The title is up for sale. It was offered to the editorial and sales team to run themselves but editor Guy Andrews, assistant editor Caroline Griffiths, and ad executive Mike Jackson opted to take redundancy.
Cycling Today was founded as New Cyclist and published by Jim McGurn and Alan Davidson. They later sold the title to Stonehart who themselves sold the title on the Yachting Press four years ago. Stonehart raised the subscriber total to 11 000 thanks to almost-giving-it-away deals and freebies but this slumped to 2000 under Yachting Press (mind you they didn't inherit 11 000 subscribers because Stonehart were never able to secure enough subscribers willing to pay the full price after their subsidised year was up).
Andrews blames the ultra-competitive cycling magazine market, plus the difficulty in getting the newsagent chains like WHSmiths to commit to stocking 'niche' magazines.
While larger publishers can get a range of their publications in as a 'take a niche mag for every popular magazine' kind of deal, smaller publishers have a harder time of it.
"It's the end of the independent publisher," believes Andrews.
He is planning on staying in the cycling industry, though says he would rather avoid the stress of editing a monthly print publication.
The closure/suspension/sale wasn't unexpected, said Andrews, and those working on the magazine had been kept fully in the picture.
The closure won't be much of a shock to the industry.
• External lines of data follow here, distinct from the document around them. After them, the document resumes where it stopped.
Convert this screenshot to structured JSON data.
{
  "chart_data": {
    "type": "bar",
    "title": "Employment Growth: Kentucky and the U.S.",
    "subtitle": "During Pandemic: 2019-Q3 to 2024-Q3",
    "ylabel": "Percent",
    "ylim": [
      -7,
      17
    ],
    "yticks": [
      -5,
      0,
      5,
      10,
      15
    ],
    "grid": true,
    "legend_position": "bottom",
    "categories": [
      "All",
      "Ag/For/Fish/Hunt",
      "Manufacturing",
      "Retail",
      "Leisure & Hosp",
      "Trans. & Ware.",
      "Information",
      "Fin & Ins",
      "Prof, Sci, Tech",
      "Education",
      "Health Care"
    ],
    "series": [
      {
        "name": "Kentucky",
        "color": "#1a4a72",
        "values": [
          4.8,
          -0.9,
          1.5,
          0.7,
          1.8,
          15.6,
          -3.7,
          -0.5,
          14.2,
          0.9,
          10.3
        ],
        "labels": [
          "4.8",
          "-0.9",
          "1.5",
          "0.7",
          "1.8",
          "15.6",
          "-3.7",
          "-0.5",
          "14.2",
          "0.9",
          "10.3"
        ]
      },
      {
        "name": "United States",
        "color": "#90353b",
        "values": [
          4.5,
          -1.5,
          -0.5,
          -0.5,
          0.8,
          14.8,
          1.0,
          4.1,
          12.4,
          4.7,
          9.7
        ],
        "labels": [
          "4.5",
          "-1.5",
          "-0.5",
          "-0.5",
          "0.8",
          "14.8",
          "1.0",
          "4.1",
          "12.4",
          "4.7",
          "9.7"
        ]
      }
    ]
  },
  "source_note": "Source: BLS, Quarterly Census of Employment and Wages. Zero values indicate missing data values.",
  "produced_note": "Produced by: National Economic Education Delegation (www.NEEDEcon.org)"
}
It has been obvious for some time that at least two or three magazines would soon be on the way out. The UK cycle magazine market has had an over-supply problem for many years, making it difficult for suppliers and IBDs to know where to place their adverts for the greatest yield.
A press officer for an international components supplier read this story and emailed with this comment:
"I see my press database shrinking like hell for the UK part... Amazing. That's
the only country where such thing happens."
So, rather than this being a failure in the bike market perhaps it should be viewed as natural wastage? Cycling Today is (was?) a good a mag but with a lot of good mags out there, not all are going to survive.